Women in the black community are more often the trendsetters when it comes to style. Get some older black women on recumbent bicycles, tricked out with front fairings and you have a recipe for bicycling as attractive to the black community as Crowns would ever be.
But the one factor that makes recumbents a drawback is their price. Renting bikes like these at a reasonable rate using something other than credit cards alone might be the answer. The credit card idea will “fly” in Hyde Park, but in poorer neighborhoods where the rule of thumb is to get your paycheck cashed on a Friday night they are a “bust”.
And if you can reach middle-aged women this way then their younger counterparts will follow. The same sorts of things no doubt are significant in the Hispanic community here in Chicago. Certainly for those who are undocumented bicycles have become a way of getting around without being hassled by the police.
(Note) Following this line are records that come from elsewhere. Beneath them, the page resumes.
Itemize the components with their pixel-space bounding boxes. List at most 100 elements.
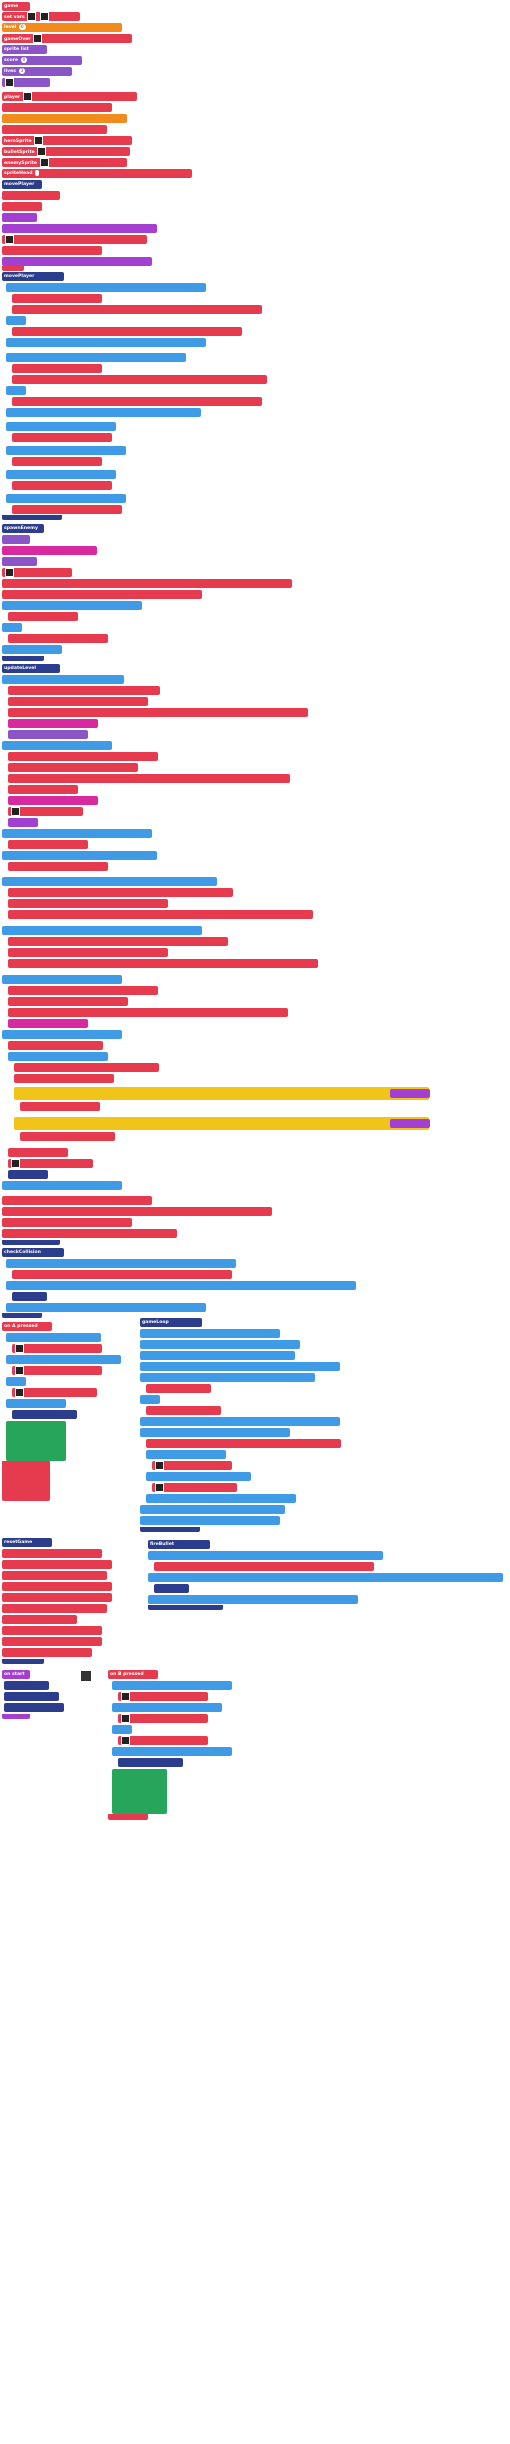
set-kind-block[interactable] — [8, 634, 108, 643]
if-block[interactable] — [6, 353, 186, 362]
set-player-block[interactable]: player — [2, 92, 137, 101]
level-value[interactable]: 0 — [18, 23, 26, 30]
if-block[interactable] — [2, 975, 122, 984]
set-block[interactable] — [8, 686, 160, 695]
sprite-image-icon[interactable] — [34, 136, 44, 145]
projectile-block[interactable] — [6, 1421, 66, 1461]
if-block[interactable] — [6, 1333, 101, 1342]
sprite-create-block[interactable] — [2, 235, 147, 244]
score-block[interactable] — [2, 535, 30, 544]
sprite-image-icon[interactable] — [5, 568, 14, 577]
call-block[interactable] — [12, 1292, 47, 1301]
change-position-block[interactable] — [12, 375, 267, 384]
change-block[interactable] — [8, 785, 78, 794]
set-block[interactable] — [2, 1615, 77, 1624]
if-block[interactable] — [140, 1351, 295, 1360]
if-end-block[interactable] — [140, 1516, 280, 1525]
set-block[interactable] — [8, 888, 233, 897]
if-end-block[interactable] — [2, 645, 62, 654]
call-block[interactable] — [4, 1681, 49, 1690]
sprite-create-block[interactable] — [2, 568, 72, 577]
if-block[interactable] — [6, 1281, 356, 1290]
splash-block[interactable] — [14, 1117, 429, 1130]
if-block[interactable] — [6, 494, 126, 503]
set-block[interactable] — [2, 1604, 107, 1613]
if-block[interactable] — [140, 1329, 280, 1338]
call-block[interactable] — [4, 1692, 59, 1701]
if-block[interactable] — [2, 601, 142, 610]
if-block[interactable] — [6, 422, 116, 431]
if-block[interactable] — [146, 1450, 226, 1459]
set-position-block[interactable] — [12, 457, 102, 466]
set-block[interactable] — [2, 1549, 102, 1558]
set-block[interactable] — [2, 1229, 177, 1238]
sprite-image-icon[interactable] — [11, 807, 20, 816]
if-block[interactable] — [2, 1030, 122, 1039]
if-block[interactable] — [6, 1259, 236, 1268]
function-def-resetgame[interactable]: resetGame — [2, 1538, 52, 1547]
if-block[interactable] — [6, 283, 206, 292]
set-stat-block[interactable] — [2, 114, 127, 123]
lives-value[interactable]: 3 — [18, 67, 26, 74]
bullet-sprite-block[interactable]: bulletSprite — [2, 147, 130, 156]
set-block[interactable] — [146, 1439, 341, 1448]
function-def-spawnenemy[interactable]: spawnEnemy — [2, 524, 44, 533]
call-block[interactable] — [12, 1410, 77, 1419]
sprite-image-icon[interactable] — [27, 12, 37, 21]
score-block[interactable]: score 0 — [2, 56, 82, 65]
if-end-block[interactable] — [6, 1399, 66, 1408]
projectile-block[interactable] — [112, 1769, 167, 1814]
set-block[interactable] — [2, 1560, 112, 1569]
if-block[interactable] — [2, 926, 202, 935]
set-level-block[interactable]: level 0 — [2, 23, 122, 32]
set-block[interactable] — [2, 1207, 272, 1216]
if-end-block[interactable] — [6, 338, 206, 347]
splash-block-end[interactable] — [390, 1089, 430, 1098]
set-block[interactable] — [20, 1102, 100, 1111]
sprite-image-icon[interactable] — [5, 235, 14, 244]
set-position-block[interactable] — [8, 948, 168, 957]
function-def-gameloop[interactable]: gameLoop — [140, 1318, 202, 1327]
if-block[interactable] — [2, 829, 152, 838]
set-block[interactable] — [2, 1593, 112, 1602]
if-block[interactable] — [148, 1551, 383, 1560]
else-block[interactable] — [112, 1725, 132, 1734]
sprite-image-icon[interactable] — [22, 92, 32, 101]
set-block[interactable] — [146, 1384, 211, 1393]
set-timer-block[interactable] — [2, 246, 102, 255]
set-block[interactable] — [2, 1218, 132, 1227]
if-block[interactable] — [146, 1472, 251, 1481]
sprite-image-icon[interactable] — [121, 1714, 130, 1723]
if-block[interactable] — [6, 446, 126, 455]
set-block[interactable] — [14, 1074, 114, 1083]
random-block[interactable] — [2, 546, 97, 555]
on-overlap-block[interactable] — [12, 1270, 232, 1279]
sprite-image-icon[interactable] — [15, 1388, 24, 1397]
enemy-sprite-block[interactable]: enemySprite — [2, 158, 127, 167]
else-block[interactable] — [6, 386, 26, 395]
sprite-image-icon[interactable] — [39, 158, 49, 167]
if-end-block[interactable] — [112, 1747, 232, 1756]
if-block[interactable] — [6, 1355, 121, 1364]
set-block[interactable] — [14, 1063, 159, 1072]
splash-block-end[interactable] — [390, 1119, 430, 1128]
level-block[interactable] — [8, 730, 88, 739]
random-block[interactable] — [8, 1019, 88, 1028]
if-block[interactable] — [140, 1428, 290, 1437]
if-end-block[interactable] — [140, 1417, 340, 1426]
on-overlap-block[interactable] — [154, 1562, 374, 1571]
call-block[interactable] — [8, 1170, 48, 1179]
if-block[interactable] — [140, 1362, 340, 1371]
change-position-block[interactable] — [12, 327, 242, 336]
if-end-block[interactable] — [6, 1303, 206, 1312]
sprite-image-icon[interactable] — [11, 1159, 20, 1168]
set-position-block[interactable] — [12, 433, 112, 442]
set-position-block[interactable] — [12, 481, 112, 490]
set-gameover-block[interactable]: gameOver — [2, 34, 132, 43]
long-text-block[interactable] — [2, 257, 152, 266]
sprite-image-icon[interactable] — [121, 1692, 130, 1701]
set-image-block[interactable] — [152, 1461, 232, 1470]
else-block[interactable] — [6, 1377, 26, 1386]
if-end-block[interactable] — [6, 408, 201, 417]
if-block[interactable] — [140, 1373, 315, 1382]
Learning how to “read the tea leaves” is what will help in determining ahead of time whether something will fly on the South Side that works on the North Side of the city.
Renewing The ChainLink Minds
With few exceptions the worst participants in the ChainLink Forum are white males. They are arrogant, self-centered and as entitled in their own minds as they feel that motorists are in theirs. You can almost smell the last vestiges of their testosterone laden whining as you steer your browser in their direction. Get these knuckleheads to find some other venue for the preening selves and you have a chance to make the ChainLink Forum a place that can really shine. Until that time you will always have a toxic environment in which little other than snarky repartee between mental midgets is always on display.